It is time for Des Browne and others to follow the logic on Trident, writes Kate Hudson, general secretary of the Campaign for Nuclear Disarmament (CND).
Kate Hudson is the general secretary of the Campaign for Nuclear Disarmament (CND)
Des Browne’s recent outspoken opposition to like-for-like Trident replacement is to be welcomed.
As the defence secretary who introduced the pro-replacement White Paper in 2006 and pushed the Trident resolution through parliament in 2007, this is a notable change of heart. But watching his progress on this subject over the past few years, I’m not surprised he has come to this conclusion.
In October 2009 he was one of the founders of the Top Level Group of UK Parliamentarians for Multilateral Nuclear Disarmament and Non-Proliferation. This project built on a number of international initiatives attempting to reduce the salience of nuclear weapons in foreign and defence policies.
One of the first, and most surprising, of these was spearheaded by US Secretaries of State Kissinger and Shultz in 2007. And this tendency was strengthened by President Obama’s rapturously-received Prague Speech in April 2009 outlining his vision of a nuclear weapons-free world.
What is most significant about the British initiative is it comprises almost all foreign and defence secretaries from the last two decades, senior military figures and two former NATO secretary generals.
Similar bodies exist in Europe and across the world. Of course this is a good thing, but sooner or later one really has to make a judgment on the value of such initiatives according to their results.
Whilst these figures are big on the reasons why nuclear weapons are bad in the abstract, they seem to be short on actually advocating that their own country get rid of them. Indeed they often support the modernisation or replacement of their own nuclear systems ‘whilst others still have them’.
What we face is almost a fetishisation of the concept of multilateralism.

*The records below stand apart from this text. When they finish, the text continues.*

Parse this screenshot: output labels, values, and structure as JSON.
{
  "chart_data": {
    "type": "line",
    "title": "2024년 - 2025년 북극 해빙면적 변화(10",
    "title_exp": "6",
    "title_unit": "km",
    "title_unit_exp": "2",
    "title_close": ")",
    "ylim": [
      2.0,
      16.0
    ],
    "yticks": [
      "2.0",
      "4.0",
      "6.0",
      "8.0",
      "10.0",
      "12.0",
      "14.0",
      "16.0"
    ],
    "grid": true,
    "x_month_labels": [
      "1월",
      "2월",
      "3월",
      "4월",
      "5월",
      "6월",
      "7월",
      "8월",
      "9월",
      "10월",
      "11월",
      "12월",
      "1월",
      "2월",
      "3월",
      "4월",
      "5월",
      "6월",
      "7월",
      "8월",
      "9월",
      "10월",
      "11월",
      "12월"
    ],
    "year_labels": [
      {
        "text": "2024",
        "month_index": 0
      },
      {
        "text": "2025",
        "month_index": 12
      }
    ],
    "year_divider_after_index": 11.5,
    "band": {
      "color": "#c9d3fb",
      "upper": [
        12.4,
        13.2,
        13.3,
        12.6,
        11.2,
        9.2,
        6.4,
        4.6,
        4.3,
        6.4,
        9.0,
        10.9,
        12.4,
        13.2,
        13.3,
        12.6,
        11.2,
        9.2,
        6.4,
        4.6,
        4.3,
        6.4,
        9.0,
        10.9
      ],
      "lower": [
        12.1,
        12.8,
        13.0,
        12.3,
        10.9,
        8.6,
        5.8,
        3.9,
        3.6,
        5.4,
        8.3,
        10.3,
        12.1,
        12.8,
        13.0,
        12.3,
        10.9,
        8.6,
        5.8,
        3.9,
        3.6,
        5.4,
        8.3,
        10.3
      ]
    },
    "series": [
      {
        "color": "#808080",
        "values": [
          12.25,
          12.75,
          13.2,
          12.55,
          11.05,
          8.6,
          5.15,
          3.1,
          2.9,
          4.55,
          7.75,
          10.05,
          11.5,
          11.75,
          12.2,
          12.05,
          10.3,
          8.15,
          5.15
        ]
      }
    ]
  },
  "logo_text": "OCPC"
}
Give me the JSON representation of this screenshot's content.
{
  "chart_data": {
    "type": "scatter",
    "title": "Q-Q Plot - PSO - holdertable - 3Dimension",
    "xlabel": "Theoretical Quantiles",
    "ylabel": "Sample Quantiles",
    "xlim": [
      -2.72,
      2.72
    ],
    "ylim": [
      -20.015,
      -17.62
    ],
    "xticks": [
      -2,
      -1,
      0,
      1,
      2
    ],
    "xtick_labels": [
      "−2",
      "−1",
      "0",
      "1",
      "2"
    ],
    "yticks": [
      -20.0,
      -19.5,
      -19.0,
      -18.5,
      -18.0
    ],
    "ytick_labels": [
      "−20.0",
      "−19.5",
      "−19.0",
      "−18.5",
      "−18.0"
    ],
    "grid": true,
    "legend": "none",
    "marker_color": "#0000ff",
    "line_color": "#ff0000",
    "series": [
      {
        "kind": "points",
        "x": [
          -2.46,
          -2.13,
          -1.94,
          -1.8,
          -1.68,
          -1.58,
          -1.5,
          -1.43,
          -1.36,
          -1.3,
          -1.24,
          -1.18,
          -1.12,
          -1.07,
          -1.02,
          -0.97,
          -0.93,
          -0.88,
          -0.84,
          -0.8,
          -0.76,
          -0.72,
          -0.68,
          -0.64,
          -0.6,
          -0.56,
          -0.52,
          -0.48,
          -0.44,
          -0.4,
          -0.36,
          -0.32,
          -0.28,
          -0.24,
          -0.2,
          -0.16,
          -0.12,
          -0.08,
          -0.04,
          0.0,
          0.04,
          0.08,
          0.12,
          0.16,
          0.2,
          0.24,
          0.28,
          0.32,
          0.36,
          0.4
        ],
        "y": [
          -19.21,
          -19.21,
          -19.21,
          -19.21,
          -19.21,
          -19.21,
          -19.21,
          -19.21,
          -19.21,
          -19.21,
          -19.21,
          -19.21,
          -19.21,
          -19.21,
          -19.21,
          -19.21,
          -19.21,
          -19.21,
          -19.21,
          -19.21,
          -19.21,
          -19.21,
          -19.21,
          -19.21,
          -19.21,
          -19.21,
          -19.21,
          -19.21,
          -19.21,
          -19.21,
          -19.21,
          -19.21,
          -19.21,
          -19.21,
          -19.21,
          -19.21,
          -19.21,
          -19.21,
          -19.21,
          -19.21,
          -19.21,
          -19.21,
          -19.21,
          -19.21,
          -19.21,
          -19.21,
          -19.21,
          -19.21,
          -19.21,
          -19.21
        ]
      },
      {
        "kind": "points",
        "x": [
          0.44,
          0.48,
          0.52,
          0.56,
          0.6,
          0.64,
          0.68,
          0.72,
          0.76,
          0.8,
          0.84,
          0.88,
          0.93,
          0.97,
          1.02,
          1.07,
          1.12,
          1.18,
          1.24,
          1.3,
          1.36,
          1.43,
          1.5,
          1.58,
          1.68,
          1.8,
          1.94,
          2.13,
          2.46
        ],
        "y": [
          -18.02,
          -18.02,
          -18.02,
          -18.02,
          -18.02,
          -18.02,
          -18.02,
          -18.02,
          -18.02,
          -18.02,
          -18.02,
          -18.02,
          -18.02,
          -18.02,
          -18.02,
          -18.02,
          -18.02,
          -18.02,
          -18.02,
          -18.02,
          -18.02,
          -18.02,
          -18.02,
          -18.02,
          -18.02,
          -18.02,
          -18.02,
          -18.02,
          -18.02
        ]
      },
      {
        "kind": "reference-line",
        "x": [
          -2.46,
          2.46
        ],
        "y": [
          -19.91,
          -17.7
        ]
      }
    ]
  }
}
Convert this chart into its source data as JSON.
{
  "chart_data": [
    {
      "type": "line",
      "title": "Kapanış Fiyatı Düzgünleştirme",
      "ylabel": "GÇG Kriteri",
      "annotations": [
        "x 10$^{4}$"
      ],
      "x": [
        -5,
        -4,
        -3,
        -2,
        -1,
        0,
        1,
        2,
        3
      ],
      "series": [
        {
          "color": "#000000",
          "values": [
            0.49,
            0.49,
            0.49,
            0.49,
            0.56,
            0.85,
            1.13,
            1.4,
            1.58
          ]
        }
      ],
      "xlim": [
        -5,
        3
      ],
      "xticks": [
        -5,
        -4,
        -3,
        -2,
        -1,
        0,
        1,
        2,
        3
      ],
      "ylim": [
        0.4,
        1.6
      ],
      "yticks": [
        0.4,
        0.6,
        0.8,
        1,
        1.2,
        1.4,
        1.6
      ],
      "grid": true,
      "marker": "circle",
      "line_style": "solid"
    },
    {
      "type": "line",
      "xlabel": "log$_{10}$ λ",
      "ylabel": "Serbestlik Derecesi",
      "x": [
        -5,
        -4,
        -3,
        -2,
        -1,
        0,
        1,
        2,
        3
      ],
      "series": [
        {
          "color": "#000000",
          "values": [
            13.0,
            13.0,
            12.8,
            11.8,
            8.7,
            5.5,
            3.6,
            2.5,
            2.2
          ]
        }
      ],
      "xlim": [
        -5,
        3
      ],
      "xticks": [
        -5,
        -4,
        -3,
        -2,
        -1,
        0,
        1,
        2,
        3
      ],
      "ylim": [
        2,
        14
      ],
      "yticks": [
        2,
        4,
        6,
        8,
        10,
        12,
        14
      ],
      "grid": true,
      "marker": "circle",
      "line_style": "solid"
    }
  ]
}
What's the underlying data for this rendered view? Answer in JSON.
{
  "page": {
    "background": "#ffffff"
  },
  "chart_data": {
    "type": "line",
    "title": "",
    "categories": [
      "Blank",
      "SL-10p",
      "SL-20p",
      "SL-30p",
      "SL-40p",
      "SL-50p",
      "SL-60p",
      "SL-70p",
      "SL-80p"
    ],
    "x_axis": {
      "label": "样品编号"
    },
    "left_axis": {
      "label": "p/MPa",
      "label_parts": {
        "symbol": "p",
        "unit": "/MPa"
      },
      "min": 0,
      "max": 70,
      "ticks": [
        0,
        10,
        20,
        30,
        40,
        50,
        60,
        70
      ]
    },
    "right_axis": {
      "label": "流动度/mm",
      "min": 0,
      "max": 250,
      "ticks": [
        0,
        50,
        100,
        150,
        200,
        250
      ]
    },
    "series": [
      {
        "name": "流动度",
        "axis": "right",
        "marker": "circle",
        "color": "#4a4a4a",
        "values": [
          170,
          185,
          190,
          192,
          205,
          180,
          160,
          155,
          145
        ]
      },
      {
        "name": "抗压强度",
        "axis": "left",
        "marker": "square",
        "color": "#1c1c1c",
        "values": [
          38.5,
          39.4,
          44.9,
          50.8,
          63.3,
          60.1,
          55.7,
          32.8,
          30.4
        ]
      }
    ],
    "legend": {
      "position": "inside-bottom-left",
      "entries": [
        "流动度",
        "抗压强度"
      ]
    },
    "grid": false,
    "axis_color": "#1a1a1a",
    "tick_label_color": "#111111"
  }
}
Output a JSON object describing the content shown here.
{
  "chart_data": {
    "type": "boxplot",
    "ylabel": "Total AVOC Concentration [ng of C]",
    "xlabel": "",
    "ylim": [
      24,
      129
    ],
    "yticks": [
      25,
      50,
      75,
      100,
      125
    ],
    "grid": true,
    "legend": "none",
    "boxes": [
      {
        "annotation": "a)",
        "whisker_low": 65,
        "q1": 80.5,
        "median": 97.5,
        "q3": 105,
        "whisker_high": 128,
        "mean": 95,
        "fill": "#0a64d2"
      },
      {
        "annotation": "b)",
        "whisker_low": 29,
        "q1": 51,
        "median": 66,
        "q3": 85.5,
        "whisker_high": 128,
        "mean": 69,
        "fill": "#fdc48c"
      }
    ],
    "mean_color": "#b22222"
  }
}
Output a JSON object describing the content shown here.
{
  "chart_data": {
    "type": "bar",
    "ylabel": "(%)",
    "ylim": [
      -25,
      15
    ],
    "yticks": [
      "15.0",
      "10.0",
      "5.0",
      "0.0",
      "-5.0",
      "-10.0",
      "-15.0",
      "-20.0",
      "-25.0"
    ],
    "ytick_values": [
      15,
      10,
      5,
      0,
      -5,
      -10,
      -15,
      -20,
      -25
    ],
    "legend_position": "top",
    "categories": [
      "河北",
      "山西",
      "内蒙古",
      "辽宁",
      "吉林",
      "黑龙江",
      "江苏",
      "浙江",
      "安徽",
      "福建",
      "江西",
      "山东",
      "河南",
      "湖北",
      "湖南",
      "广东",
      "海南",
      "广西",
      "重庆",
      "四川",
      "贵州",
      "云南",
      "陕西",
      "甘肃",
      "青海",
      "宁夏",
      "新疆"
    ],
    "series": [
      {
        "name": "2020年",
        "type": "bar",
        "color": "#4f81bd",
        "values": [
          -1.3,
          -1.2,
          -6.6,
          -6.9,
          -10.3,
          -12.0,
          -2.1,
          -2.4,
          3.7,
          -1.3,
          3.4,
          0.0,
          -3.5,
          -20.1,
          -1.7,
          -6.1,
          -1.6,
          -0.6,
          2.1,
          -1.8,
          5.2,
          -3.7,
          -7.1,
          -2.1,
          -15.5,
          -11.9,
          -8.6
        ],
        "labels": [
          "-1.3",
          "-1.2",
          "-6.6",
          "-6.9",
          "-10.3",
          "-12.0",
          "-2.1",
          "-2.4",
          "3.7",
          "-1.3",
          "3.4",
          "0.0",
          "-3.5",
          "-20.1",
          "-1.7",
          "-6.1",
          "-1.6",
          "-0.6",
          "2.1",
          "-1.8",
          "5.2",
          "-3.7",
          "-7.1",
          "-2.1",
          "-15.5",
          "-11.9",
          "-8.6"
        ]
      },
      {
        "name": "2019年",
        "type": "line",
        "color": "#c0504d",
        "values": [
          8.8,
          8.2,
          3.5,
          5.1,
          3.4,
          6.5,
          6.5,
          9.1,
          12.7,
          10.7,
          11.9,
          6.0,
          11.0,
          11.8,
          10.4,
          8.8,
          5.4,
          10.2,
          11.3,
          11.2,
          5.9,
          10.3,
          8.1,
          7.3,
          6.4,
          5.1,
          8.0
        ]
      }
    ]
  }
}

Of course we want multilateral disarmament: the only solution to the problem of nuclear weapons is global abolition. But when this is reduced in debate to the level of ‘but we’ll keep ours while others still have them’, where does one break out of this circular argument? Who will take the first step?
If we don’t need them and can’t afford them and they make the world more dangerous, why on earth would we want to keep them just because others do?
Indeed, Des Browne has very clearly outlined the risks associated with nuclear weapons: their lack of relevance in meeting our long-term threats, their opportunity cost and – as also stated very clearly in his contribution to the recent House of Lords debate – the danger that our insistence on nuclear weapons for our security will contribute to proliferation elsewhere.
The clarity and force of his arguments are therefore rather at odds with his conclusions – that we should opt for a cheaper nuclear system, maybe with less subs or an end to continuous at-sea patrol.
Remaining a nuclear power with a new system doesn’t seem to fit the bill Des himself has outlined – for a safer and nuclear-free world without the cataclysmic weaponry of a by-gone age. The logic of Des Browne’s argument is that there should be no Trident replacement and that is the position he needs to take up and champion.
It is that step which would be Britain’s transformative contribution to the multilateral process, to boosting the non-proliferation regime he values so highly – and a true indication we are ready to address Britain’s security needs in the light of the threats we actually face today.
4 Responses to “Trident: Time for Des Browne and others to follow the logic”
Jacko
I’m not sure giving up our nuclear deterrent without commitments by other nations to do so as well would be a good idea – especially when you consider the threats we are bound to face over the next 20 years or so.
Newsbot9
Fix the UNSC. We can do that within a few years, if we pushed. Then look at the deterrent.
John Ruddy
Since multi-lateral disarmanent has resulted in the number of nuclear warheads in the world being cut to a small fraction of their number at the height of the cold war, when each side had 20,000+ trained upon the other, I think it DOES have a good track record.
Mart
Hello Jacko,
If you look at the main threats the UK is going to face over the next 20-50 years, these are violent extremism, climate change, economic crisis, and cyber attack. Nuclear weapons can’t protect us from these. The government’s own national security strategy says that the risk of a major state-on-state war is a relatively low threat. We should spend the money for Trident on addressing the real dangers.